Displaced people sit at a vocational training center run by the U.N. agency for Palestinian refugees, or UNRWA, in the town of Sebline, south of Beirut, Oct. 4, 2024, after fleeing the Israeli airstrikes in the south.
Displaced people sit at a vocational training center run by the U.N. agency for Palestinian refugees, or UNRWA, in the town of Sebline, south of Beirut, Oct. 4, 2024, after fleeing the Israeli airstrikes in the south.

Despite the complexities, Amin said that Syrian authorities are keeping the border open as people continue to flee from Lebanon to Syria through Masnaa and three other border points.

She observed that Syrian refugees are faced with the difficult decision of returning to the country they fled throughout the past 13 years or staying in Lebanon.

“Due to the bombings, lack of adequate shelters, lack of access to services,” she said, the Syrian refugees have to choose whether “to stay in Lebanon with the growing risk on their life, or to go back and cross the border to Syria with all the other risks in mind.”

“It seems from the numbers of people we have been seeing is that at this point they felt that the risks from the bombings is high” and they are going back, said Amin.

“Some 60% of new arrivals are children and adolescents. Some of the children have arrived on their own, without family members,” she said. “As they flee the bombings, families arrive with profound emotional fatigue, some requiring urgent medical care. The majority of new arrivals head to their towns and villages of origin to join relatives.”

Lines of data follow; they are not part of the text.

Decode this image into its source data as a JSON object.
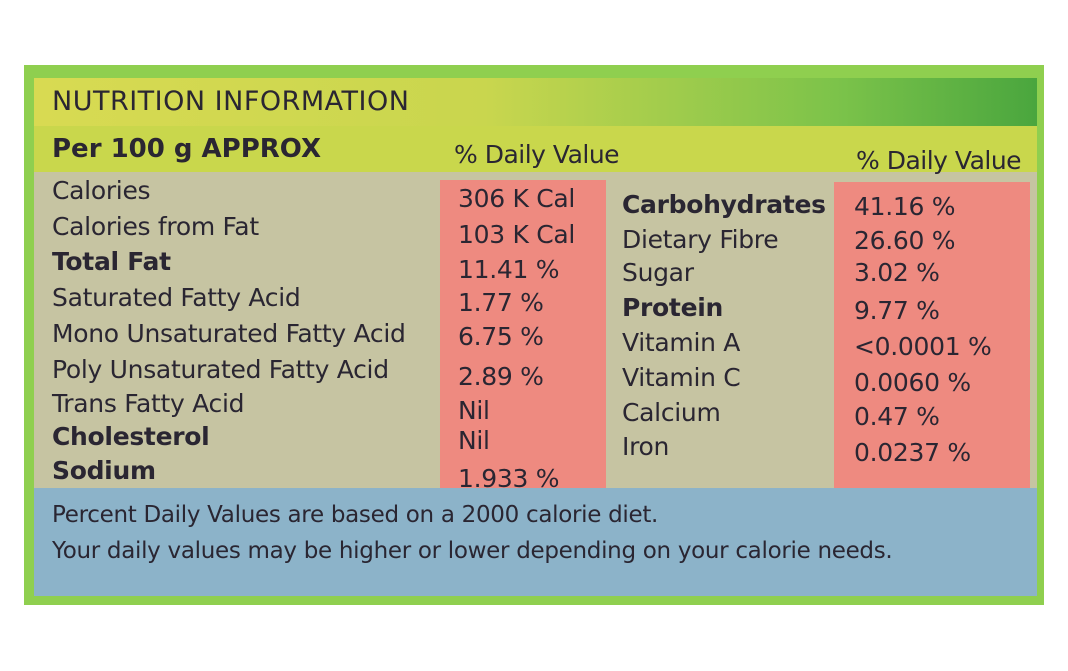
{
  "title": "NUTRITION INFORMATION",
  "serving": "Per 100 g APPROX",
  "daily_value_header_left": "% Daily Value",
  "daily_value_header_right": "% Daily Value",
  "left_nutrients": [
    {
      "name": "Calories",
      "value": "306 K Cal",
      "bold": false
    },
    {
      "name": "Calories from Fat",
      "value": "103 K Cal",
      "bold": false
    },
    {
      "name": "Total Fat",
      "value": "11.41 %",
      "bold": true
    },
    {
      "name": "Saturated Fatty Acid",
      "value": "1.77 %",
      "bold": false
    },
    {
      "name": "Mono Unsaturated Fatty Acid",
      "value": "6.75 %",
      "bold": false
    },
    {
      "name": "Poly Unsaturated Fatty Acid",
      "value": "2.89 %",
      "bold": false
    },
    {
      "name": "Trans Fatty Acid",
      "value": "Nil",
      "bold": false
    },
    {
      "name": "Cholesterol",
      "value": "Nil",
      "bold": true
    },
    {
      "name": "Sodium",
      "value": "1.933 %",
      "bold": true
    }
  ],
  "right_nutrients": [
    {
      "name": "Carbohydrates",
      "value": "41.16 %",
      "bold": true
    },
    {
      "name": "Dietary Fibre",
      "value": "26.60 %",
      "bold": false
    },
    {
      "name": "Sugar",
      "value": "3.02 %",
      "bold": false
    },
    {
      "name": "Protein",
      "value": "9.77 %",
      "bold": true
    },
    {
      "name": "Vitamin A",
      "value": "<0.0001 %",
      "bold": false
    },
    {
      "name": "Vitamin C",
      "value": "0.0060 %",
      "bold": false
    },
    {
      "name": "Calcium",
      "value": "0.47 %",
      "bold": false
    },
    {
      "name": "Iron",
      "value": "0.0237 %",
      "bold": false
    }
  ],
  "footnote": {
    "line1": "Percent Daily Values are based on a 2000 calorie diet.",
    "line2": "Your daily values may be higher or lower depending on your calorie needs."
  },
  "colors": {
    "panel_green": "#8fcf4f",
    "header_yellow": "#c9d74c",
    "body_grey": "#c6c4a2",
    "value_red": "#ee8a80",
    "footnote_blue": "#8cb3c9",
    "text": "#2a2632"
  }
}
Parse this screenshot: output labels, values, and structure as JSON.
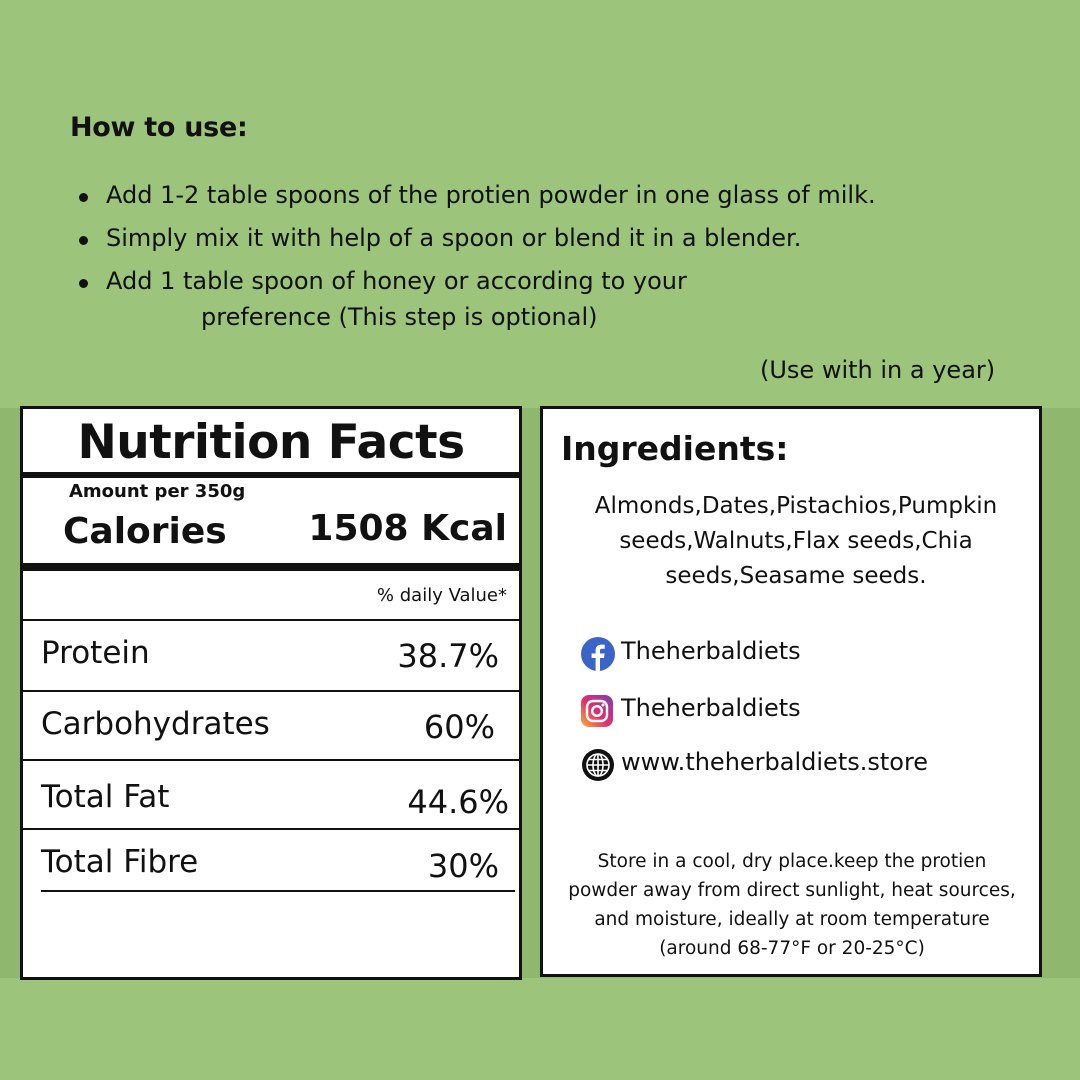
{
  "how_to_use": {
    "title": "How to use:",
    "steps": [
      "Add 1-2 table spoons of the protien powder in one glass of milk.",
      "Simply mix it with help of a spoon or blend it in a blender.",
      "Add 1 table spoon of honey or according to your"
    ],
    "step3_continuation": "preference (This step is optional)",
    "validity": "(Use with in a year)"
  },
  "nutrition": {
    "title": "Nutrition Facts",
    "amount_per": "Amount per 350g",
    "calories_label": "Calories",
    "calories_value": "1508 Kcal",
    "daily_value_header": "% daily Value*",
    "rows": [
      {
        "label": "Protein",
        "value": "38.7%"
      },
      {
        "label": "Carbohydrates",
        "value": "60%"
      },
      {
        "label": "Total Fat",
        "value": "44.6%"
      },
      {
        "label": "Total Fibre",
        "value": "30%"
      }
    ]
  },
  "ingredients": {
    "title": "Ingredients:",
    "text": "Almonds,Dates,Pistachios,Pumpkin seeds,Walnuts,Flax seeds,Chia seeds,Seasame seeds.",
    "social": {
      "facebook": "Theherbaldiets",
      "instagram": "Theherbaldiets",
      "website": "www.theherbaldiets.store"
    },
    "icons": {
      "facebook": "facebook-icon",
      "instagram": "instagram-icon",
      "website": "globe-icon"
    },
    "storage_note": "Store in a cool, dry place.keep the protien powder away from direct sunlight, heat sources, and moisture, ideally at room temperature (around 68-77°F or 20-25°C)"
  },
  "colors": {
    "background": "#9dc47b",
    "band": "#8fb86e",
    "panel": "#ffffff",
    "facebook": "#3b64c8"
  }
}
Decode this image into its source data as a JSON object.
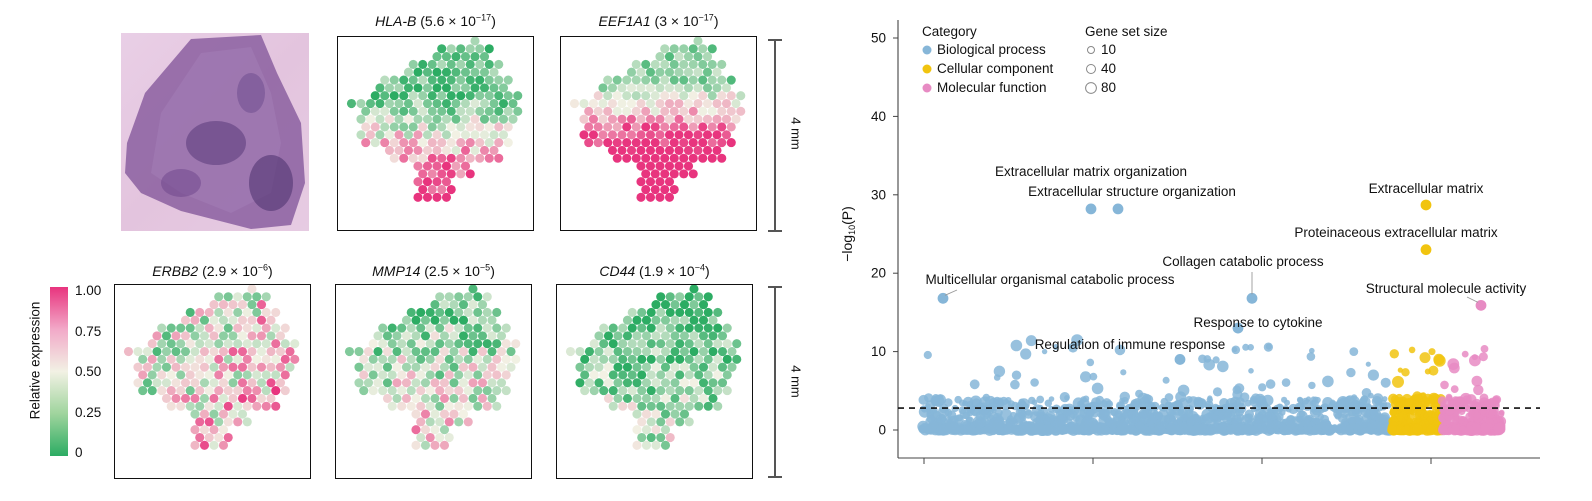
{
  "spatial_panels": [
    {
      "gene": "HLA-B",
      "p_value": "(5.6 × 10",
      "exp": "−17",
      "tail": ")",
      "pattern": "bottom"
    },
    {
      "gene": "EEF1A1",
      "p_value": "(3 × 10",
      "exp": "−17",
      "tail": ")",
      "pattern": "bottom-strong"
    },
    {
      "gene": "ERBB2",
      "p_value": "(2.9 × 10",
      "exp": "−6",
      "tail": ")",
      "pattern": "right"
    },
    {
      "gene": "MMP14",
      "p_value": "(2.5 × 10",
      "exp": "−5",
      "tail": ")",
      "pattern": "lower"
    },
    {
      "gene": "CD44",
      "p_value": "(1.9 × 10",
      "exp": "−4",
      "tail": ")",
      "pattern": "low"
    }
  ],
  "scale_bar_label": "4 mm",
  "colorbar": {
    "label": "Relative expression",
    "ticks": [
      "1.00",
      "0.75",
      "0.50",
      "0.25",
      "0"
    ],
    "colors": {
      "low": "#2cac63",
      "mid": "#f2f1e4",
      "high": "#e8347e"
    }
  },
  "chart_data": {
    "type": "scatter",
    "ylabel_main": "−log",
    "ylabel_sub": "10",
    "ylabel_tail": "(P)",
    "ylim": [
      0,
      50
    ],
    "yticks": [
      "0",
      "10",
      "20",
      "30",
      "40",
      "50"
    ],
    "threshold": 2.8,
    "legend": {
      "category_title": "Category",
      "categories": [
        {
          "name": "Biological process",
          "color": "#86b6d8"
        },
        {
          "name": "Cellular component",
          "color": "#f1c40f"
        },
        {
          "name": "Molecular function",
          "color": "#e78bc3"
        }
      ],
      "size_title": "Gene set size",
      "sizes": [
        "10",
        "40",
        "80"
      ]
    },
    "labeled_points": [
      {
        "label": "Extracellular matrix organization",
        "category": "Biological process",
        "y": 28.2
      },
      {
        "label": "Extracellular structure organization",
        "category": "Biological process",
        "y": 28.2
      },
      {
        "label": "Extracellular matrix",
        "category": "Cellular component",
        "y": 28.7
      },
      {
        "label": "Proteinaceous extracellular matrix",
        "category": "Cellular component",
        "y": 23
      },
      {
        "label": "Collagen catabolic process",
        "category": "Biological process",
        "y": 16.8
      },
      {
        "label": "Structural molecule activity",
        "category": "Molecular function",
        "y": 15.9
      },
      {
        "label": "Multicellular organismal catabolic process",
        "category": "Biological process",
        "y": 16.8
      },
      {
        "label": "Response to cytokine",
        "category": "Biological process",
        "y": 13
      },
      {
        "label": "Regulation of immune response",
        "category": "Biological process",
        "y": 9
      }
    ]
  }
}
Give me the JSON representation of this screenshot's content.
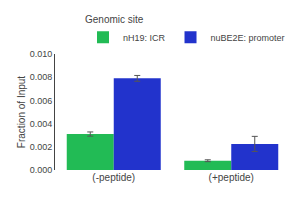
{
  "chart_data": {
    "type": "bar",
    "title": "Genomic site",
    "ylabel": "Fraction of Input",
    "categories": [
      "(-peptide)",
      "(+peptide)"
    ],
    "series": [
      {
        "name": "nH19: ICR",
        "color": "#22bb55",
        "values": [
          0.0031,
          0.0008
        ],
        "errors": [
          0.00018,
          8e-05
        ]
      },
      {
        "name": "nuBE2E: promoter",
        "color": "#2233cc",
        "values": [
          0.0079,
          0.00225
        ],
        "errors": [
          0.00025,
          0.00065
        ]
      }
    ],
    "ylim": [
      0,
      0.01
    ],
    "yticks": [
      {
        "value": 0,
        "label": "0.000"
      },
      0.002,
      0.004,
      0.006,
      0.008,
      {
        "value": 0.01,
        "label": "0.010"
      }
    ],
    "grid": false,
    "legend": "upper right"
  }
}
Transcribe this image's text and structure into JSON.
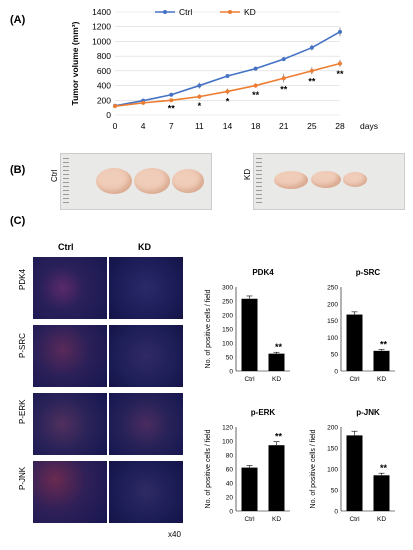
{
  "panel_labels": {
    "a": "(A)",
    "b": "(B)",
    "c": "(C)"
  },
  "photo_labels": {
    "ctrl": "Ctrl",
    "kd": "KD"
  },
  "micro": {
    "col_headers": [
      "Ctrl",
      "KD"
    ],
    "rows": [
      "PDK4",
      "P-SRC",
      "P-ERK",
      "P-JNK"
    ],
    "magnification": "x40"
  },
  "colors": {
    "ctrl_line": "#4472c4",
    "kd_line": "#ed7d31",
    "bar": "#000000",
    "micro_bg": "#1a1a5a",
    "tumor": "#f0cdb9"
  },
  "chart_data": [
    {
      "type": "line",
      "title": "",
      "xlabel": "days",
      "ylabel": "Tumor volume (mm³)",
      "x": [
        0,
        4,
        7,
        11,
        14,
        18,
        21,
        25,
        28
      ],
      "ylim": [
        0,
        1400
      ],
      "yticks": [
        0,
        200,
        400,
        600,
        800,
        1000,
        1200,
        1400
      ],
      "legend_position": "top",
      "series": [
        {
          "name": "Ctrl",
          "values": [
            125,
            195,
            275,
            400,
            530,
            630,
            760,
            915,
            1130
          ],
          "errors": [
            10,
            15,
            20,
            40,
            20,
            25,
            25,
            40,
            60
          ]
        },
        {
          "name": "KD",
          "values": [
            120,
            165,
            200,
            250,
            320,
            400,
            500,
            600,
            700
          ],
          "errors": [
            10,
            10,
            15,
            30,
            40,
            30,
            60,
            50,
            50
          ]
        }
      ],
      "annotations": [
        {
          "x": 7,
          "text": "**"
        },
        {
          "x": 11,
          "text": "*"
        },
        {
          "x": 14,
          "text": "*"
        },
        {
          "x": 18,
          "text": "**"
        },
        {
          "x": 21,
          "text": "**"
        },
        {
          "x": 25,
          "text": "**"
        },
        {
          "x": 28,
          "text": "**"
        }
      ]
    },
    {
      "type": "bar",
      "title": "PDK4",
      "ylabel": "No. of positive cells / field",
      "categories": [
        "Ctrl",
        "KD"
      ],
      "values": [
        258,
        62
      ],
      "errors": [
        10,
        5
      ],
      "ylim": [
        0,
        300
      ],
      "yticks": [
        0,
        50,
        100,
        150,
        200,
        250,
        300
      ],
      "significance": [
        "",
        "**"
      ]
    },
    {
      "type": "bar",
      "title": "p-SRC",
      "ylabel": "",
      "categories": [
        "Ctrl",
        "KD"
      ],
      "values": [
        168,
        60
      ],
      "errors": [
        8,
        4
      ],
      "ylim": [
        0,
        250
      ],
      "yticks": [
        0,
        50,
        100,
        150,
        200,
        250
      ],
      "significance": [
        "",
        "**"
      ]
    },
    {
      "type": "bar",
      "title": "p-ERK",
      "ylabel": "No. of positive cells / field",
      "categories": [
        "Ctrl",
        "KD"
      ],
      "values": [
        62,
        94
      ],
      "errors": [
        3,
        5
      ],
      "ylim": [
        0,
        120
      ],
      "yticks": [
        0,
        20,
        40,
        60,
        80,
        100,
        120
      ],
      "significance": [
        "",
        "**"
      ]
    },
    {
      "type": "bar",
      "title": "p-JNK",
      "ylabel": "No. of positive cells / field",
      "categories": [
        "Ctrl",
        "KD"
      ],
      "values": [
        180,
        85
      ],
      "errors": [
        10,
        5
      ],
      "ylim": [
        0,
        200
      ],
      "yticks": [
        0,
        50,
        100,
        150,
        200
      ],
      "significance": [
        "",
        "**"
      ]
    }
  ]
}
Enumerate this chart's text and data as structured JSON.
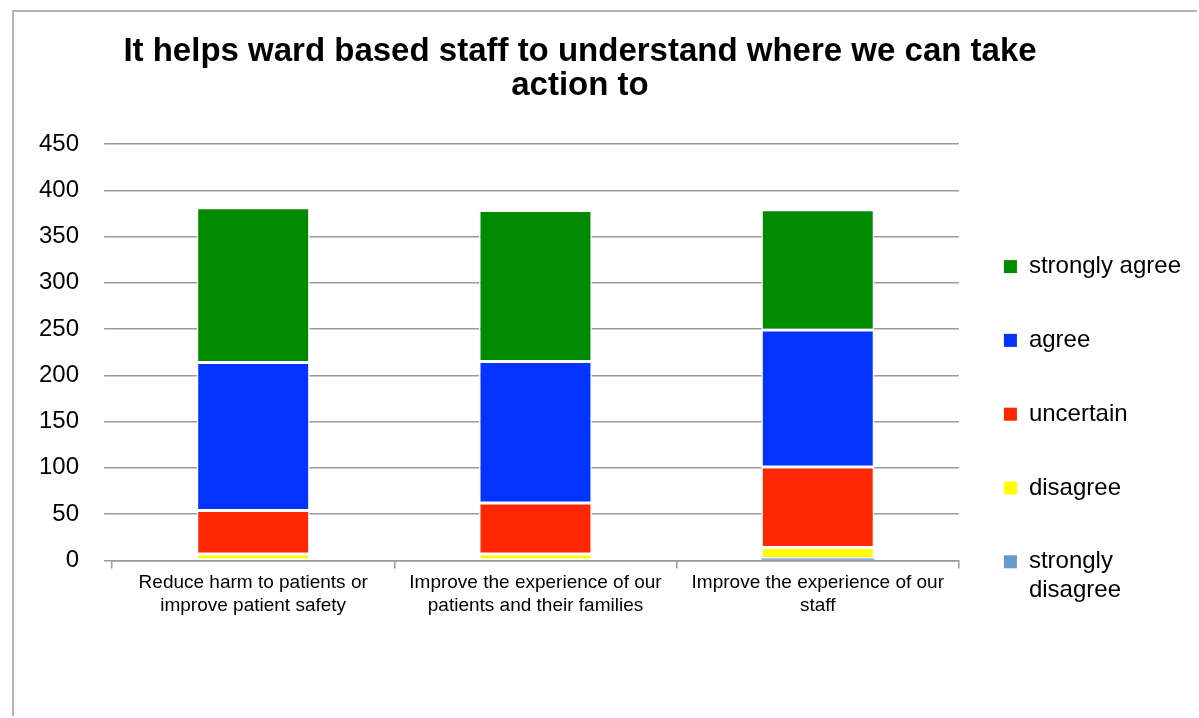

In its daily update on the humanitarian crisis in Lebanon, the Office for the Coordination of Humanitarian Affairs, OCHA, says over the past two weeks, “conflict related deaths have increased by more than 200% to 1,699, with more than 9,781 injuries.

At the same time, UNICEF says that more than 690 children have been injured in Lebanon “as the conflict has dramatically escalated in recent weeks.”

Aid agencies are scaling up their humanitarian operations to provide shelter for the homeless, food for the hungry and medical care for the sick and injured. The UNHCR and SARC are supporting authorities in transporting thousands of the most vulnerable from the borders to their final destinations.

“But the suffering of those who cross does not end at the border,” Amin stressed. “After 13 years of crisis, many are going back to destroyed homes, damaged infrastructure and crippled basic services. They have arrived with no resources for their basic needs.

“Inside Syria, there are still more than 7.2 million people displaced internally and the country is going through a deep economic crisis.”

IOM official Luciano said his agency has scaled up immediate lifesaving assistance, providing essential relief items as well as protection services and health support to the IDPs.

Women and a child from Sierra Leone rest at a shelter for displaced migrant workers, in Hazmieh, Lebanon, Oct. 5, 2024.
Women and a child from Sierra Leone rest at a shelter for displaced migrant workers, in Hazmieh, Lebanon, Oct. 5, 2024.

He highlighted the plight of Lebanon’s 180,000 immigrant workers, many of whom are female domestic workers, coming from Ethiopia, Sri Lanka, Kenya, Sudan, Bangladesh and the Philippines. “They have been deeply affected by violence in the country,” he said.

“We are receiving increasing reports of migrant domestic workers being abandoned by their Lebanese employer, either left on the streets or in the homes,” he said. “We have received increased requests from migrants seeking assistance to return home, and from several member states to help evacuate their citizens from Lebanon.”

“This will require significant funding, which we currently do not have,” he said, noting that the IOM is appealing for $32.46 million to assist 400,000 people affected by the crisis over the next three months.

That is apart from the U.N.’s inter-agency flash appeal for nearly $426 million to deliver lifesaving assistance to more than 1 million people directly affected and/or displaced by the crisis in Lebanon.